Permanent Mission of the Russian Federation to the United Nations

Permanent Mission of the Russian Federation to the United Nations

Comment by the Information and Press Department on the Syrian chemical dossier

In recent days the Syrian chemical dossier has been back in the focus of the UN Security Council in connection with the October 26 release of the regular report of the OPCW-UN Joint Investigative Mechanism (JIM) on the inquiry into the use of chemical weapons in Syria and the expiration of its mandate on November 16 of this year.

In the six months since the high-profile chemical incident in Khan Shaykhun on April 4 of this year, the OPCW fact-finding mission and then the OPCW-UN JIM carried out extensive work but only remotely and without revealing sources of information or any other important data required by the Chemical Weapons Convention.

We have insisted from the very start that in the interests of a highly professional and unbiased inquiry, international experts should, in line with OPCW standards, visit the site of the incident as well as Syria’s Shayrat air base where, according to the US, sarin used in Khan Shaykhun had been stored. In May-June the OPCW was assuring us that it was working on securing safe access to Khan Shaykhun but later on declared there was no need to visit the site because the use of sarin was considered to have been established. The JIM adopted the same position. However, the UN Secretariat’s Department of Safety and Security (DSS) reported to the UN Security Council that there were guarantees of safe access to Khan Shaykhun but the inspectors simply preferred not to take advantage of them.

A strange situation has developed surrounding the issue of visiting Shayrat air base. JIM representatives went to the base at our insistence but categorically refused to take samples to establish whether sarin was used or not. This approach makes it difficult if not impossible to hope that inquiry will produce serious conclusions.

The United States insists on immediate adoption of a resolution extending the JIM mandate, while crudely distorting the Russian position by claiming Moscow will block the mandate’s extension if its conclusions are “anti-Syrian.” Such allegations are groundless. First, nobody has yet seen any conclusions because the report has not been released. Under the circumstances, Washington’s desire to extend the mandate at all costs is strange, to put it mildly. Secondly, we have always said that our position on the mandate’s extension will depend not on who is blamed but on the quality of the inquiry and its conformity with OPCW standards.

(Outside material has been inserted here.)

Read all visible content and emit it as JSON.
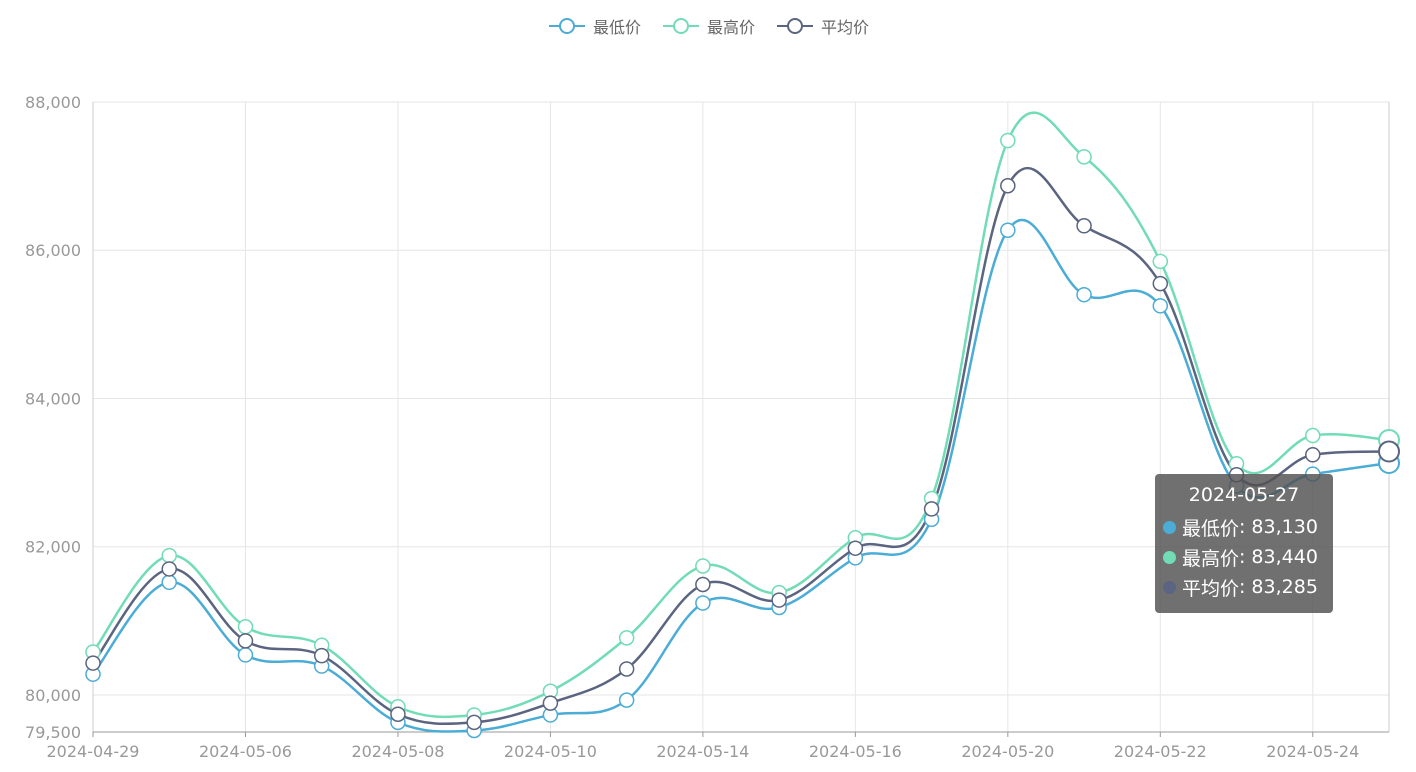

To make sure the UN Security Council’s decision on this issue is grounded in fact, it is first necessary to read the report because the UN Security Council did not receive any meaningful information on the JIM’s activities this year. There was no report but there was a demand to extend the mandate. This won’t do. It is necessary to act in accordance with the established practice – first to read the report of the UN-established mechanism during the period under review and then consider extending the mandate. There is no need to gin up more hysteria.